Bajó mucho la temperatura y no me pude bañar en el mar. La discusión en el Jurado Joven estuvo interesante, pero me quedé pensando en un crítico que alguien citó. Rechazaba que el cine se apoyara en la importancia ontológica de la imagen según el precepto baziniano. Hace un rato, vi Outside Noise de Ted Fendt, una película que debería demostrar por sí sola la magia de registro fílmico. Fendt es un viejo cliente de Mar del Plata, donde mostró primero sus cortos, comedias o más bien piezas cómicas al estilo de Harry Langdon, y después Classical Period, una de las películas más originales que alguna vez hayan pasado por el festival. Fendt (crítico, cineasta, curador, proyectorista) filmaba en 16 milímetros y se negaba a mostrar su obra de otro modo. Después tuvo que transigir, pero creo que sigue registrando sus películas en fílmico, aunque después pasen a otro formato (en los títulos de Outside Noise figura la palabra “negativo”).
Classical Period se ocupaba de sus amigos freaks de Philadelphia, eruditos chiflados capaces de discutir durante horas sobre la historia de un santo y que no parecían tener lo que se llama una vida privada. Aquí los personajes son menos densos, una mujer que vive en Viena y sus amigas que la visitan. Pero no dejan de estar antropológicamente en un sutil extremo de las variedad urbanas. No es que sean extravagantes en un sentido ostensible, sino que trascienden el esnobismo hasta hacer de él una forma de las bellas artes. Pongo un ejemplo. Dos de las mujeres salen a pasear (todo el tiempo pasean por Viena, pero por lugares alejados de las postales características). Se detienen en la puerta de una iglesia bastante pintoresca. Una le pregunta a la otra si no quiere que le saque una foto y la amiga se niega diciendo que es algo demasiado turístico. Otro ejemplo: las mujeres dicen que el mejor museo de Viena es el que está dedicado a Sissi. Es uno de esos lugares a los que uno no iría pensando en lo kitsch que puede llegar a ser. Y lo es, seguramente, pero lo defienden diciendo que muestran las jeringas de cocaína que se aplicaba la emperatriz y que hasta hay veces que exhiben sus dientes de leche. Tal vez “esnobismo” no sea el término exacto para estas personas de clase media, más cercanas a la pobreza que a la riqueza, que parecen dedicadas a un cultivo sesgado y particular de su espíritu mientras se angustian porque el mundo no les resulta del todo hospitalario.

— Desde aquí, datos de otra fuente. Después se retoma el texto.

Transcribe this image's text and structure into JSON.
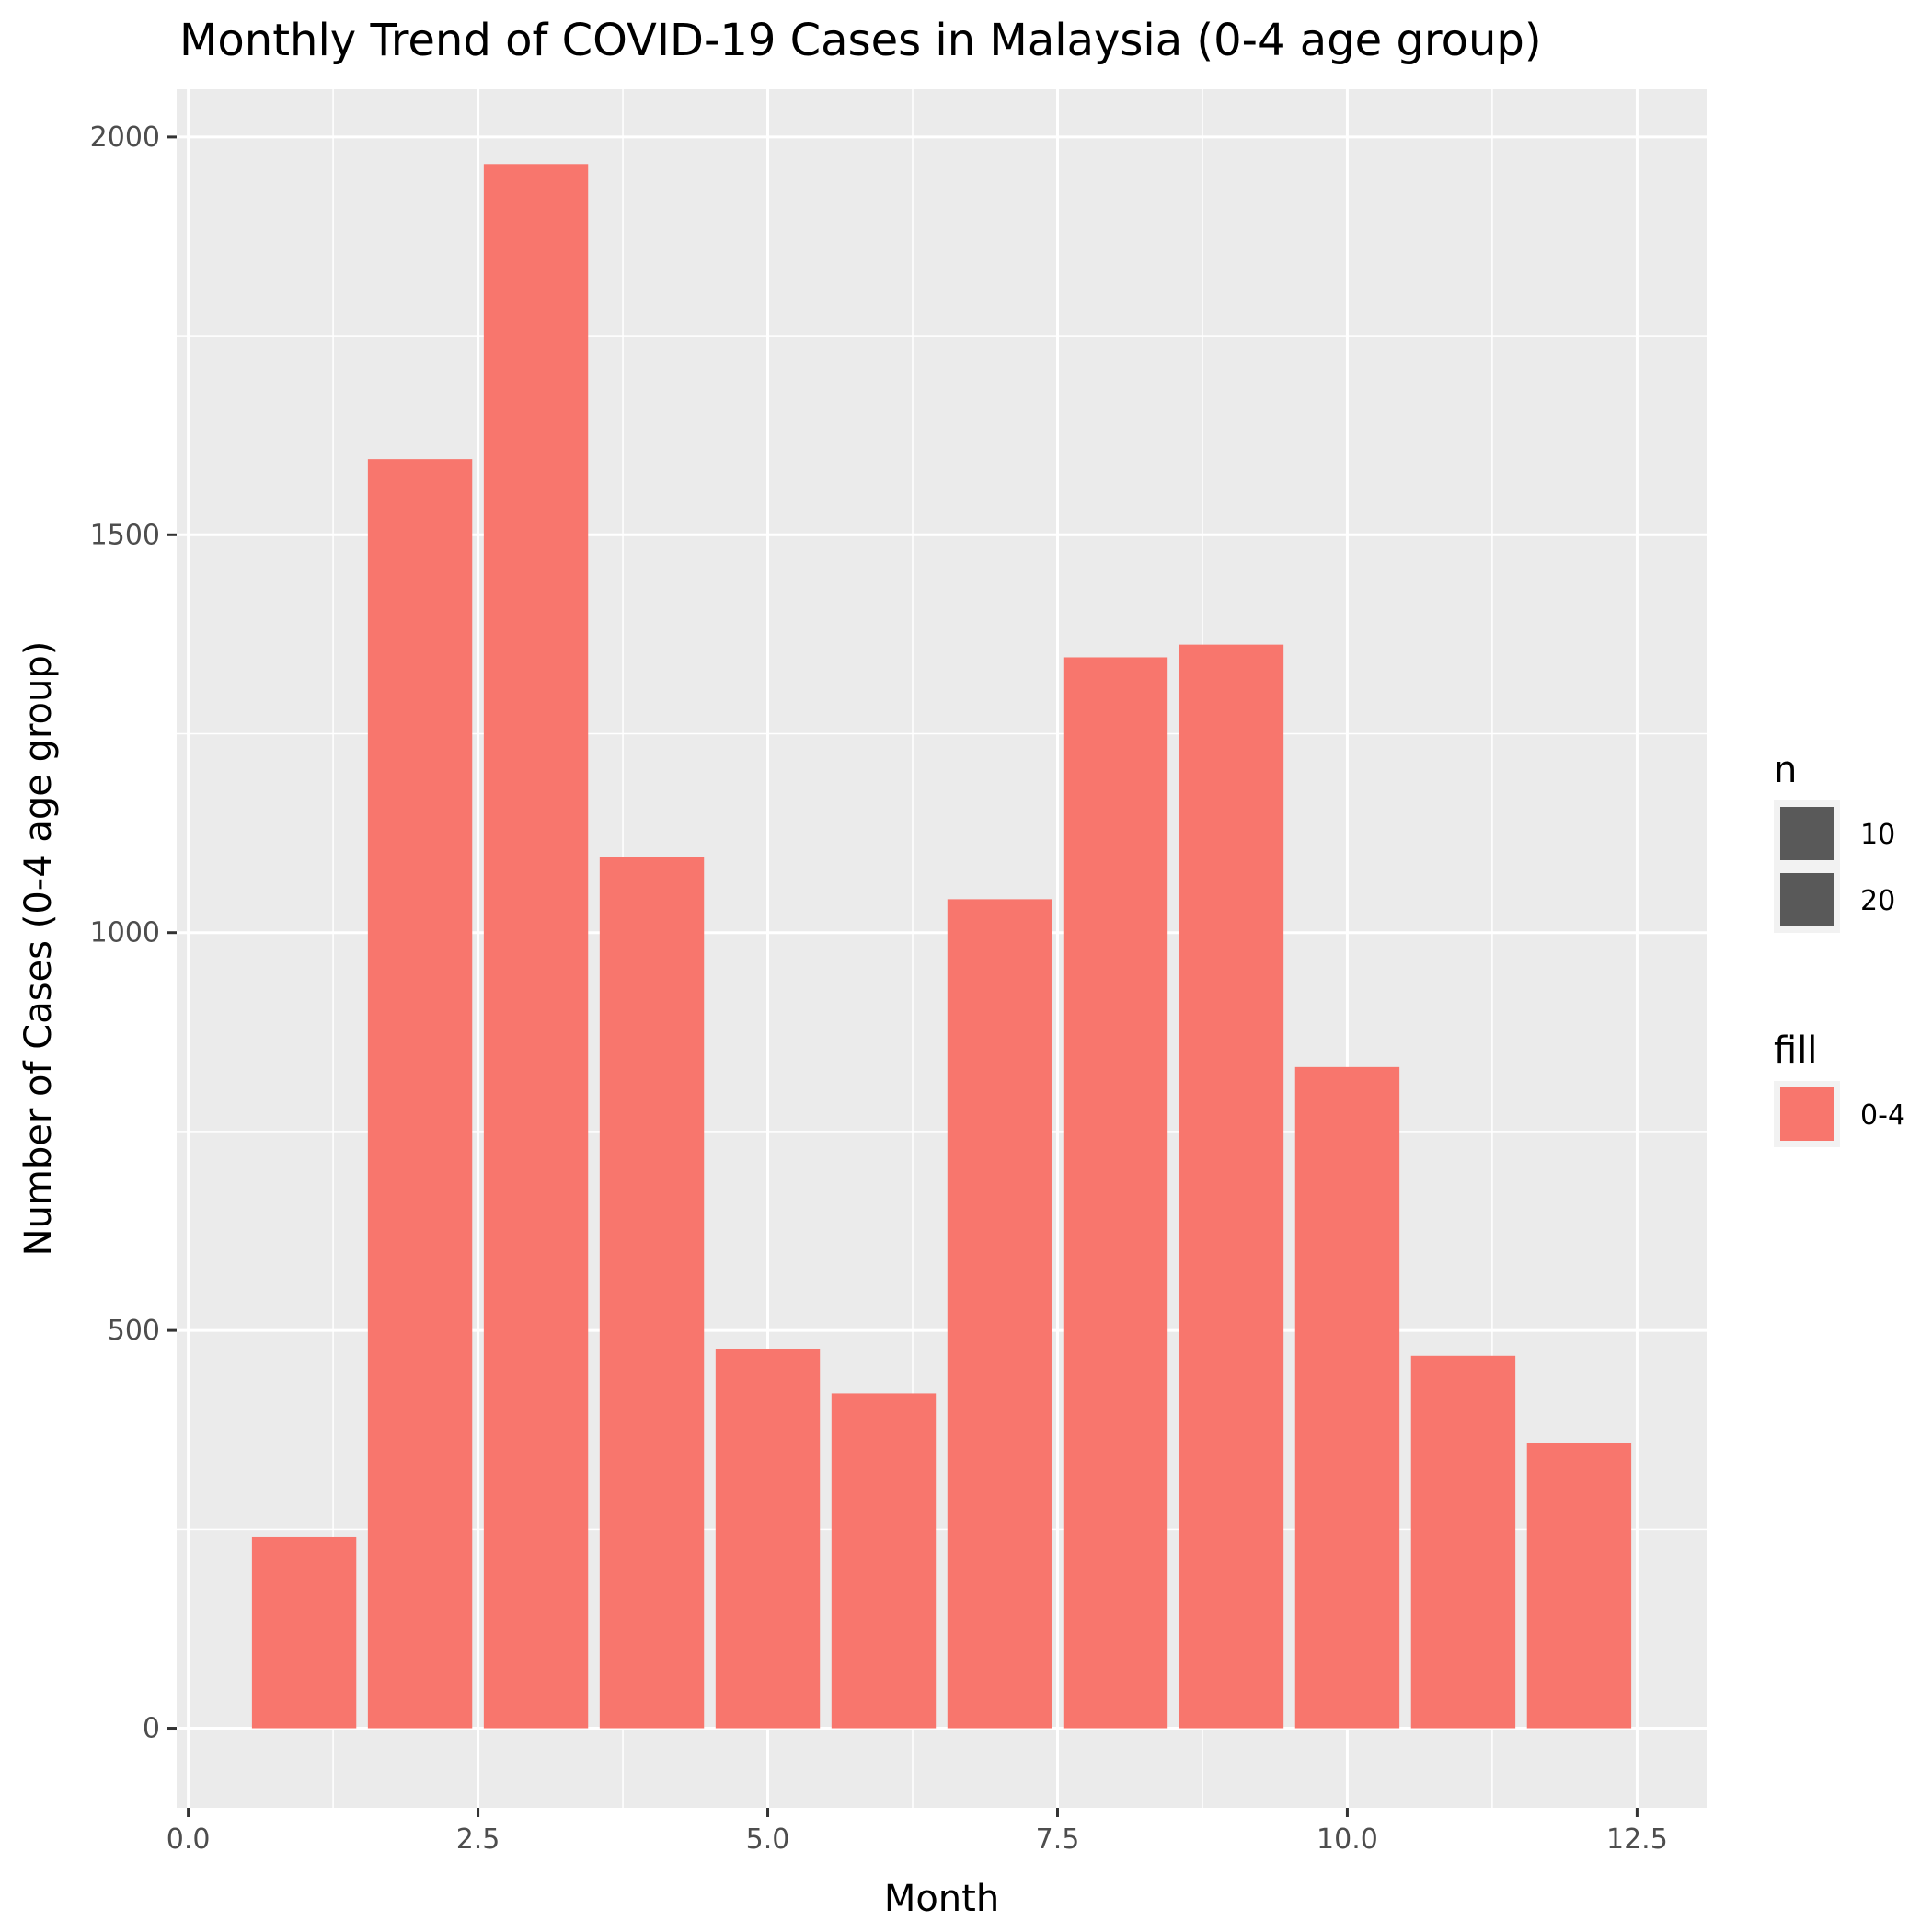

Es como si esta gente tuviera un GPS que los lleva por fuera de lo convencional, aun cuando sea convencional. Pero está claro que tienen un código estético y de conducta que desafía a los que no pertenecen al círculo de los elegidos. Pero el verdadero truco es que no hay ningún círculo: es el cine de Fendt el que lo va dando a conocer con absoluta naturalidad. Se podría decir que hay algo Rohmeriano aquí, pero en Fendt no hay un trasfondo psicológico, un discurso que oculta el deseo de integración. Y no hay, como en Rohmer, una idea clásica del arte y una idea de la sociedad como una entidad sólida. En Fendt todo transcurre como si el conocimiento se ramificara por infinitos vericuetos, por caminos capilares e inescrutables. En algún momento de la película hay una fiesta y allí aparece el director, que habla un perfecto alemán y recomienda otros museos, incluido el remanido palacio Schonbrunn. Luego, dos de las amigas se van y cuando la tercera vuelve al departamento, les cuenta que Fendt le enseñó a bailar el Charleston. Es bien posible que Fendt sea un maestro en esa danza por algún motivo arcano. Pero esta aparente impresión de trivialidad (¿quién puede juzgar que lo sea?) se desvanece sobre el final, cuando dos de las mujeres hablan en un parque sobre el escritor Sasha Sokolov, su rarísima vida y su (según dicen) extraordinaria novela La escuela de los tontos, más apta para leer en otoño.
Hay momentos en los que el cine se presenta como una epifanía y también en los que un director se revela como un artista original. Es posible que en el resto del tiempo Fendt sea un tonto, pero la belleza de Outside Noise está más allá de cualquier discusión. Es la prueba más clara de que el cine sirve, antes que nada, para mirar el mundo. Y después hablamos.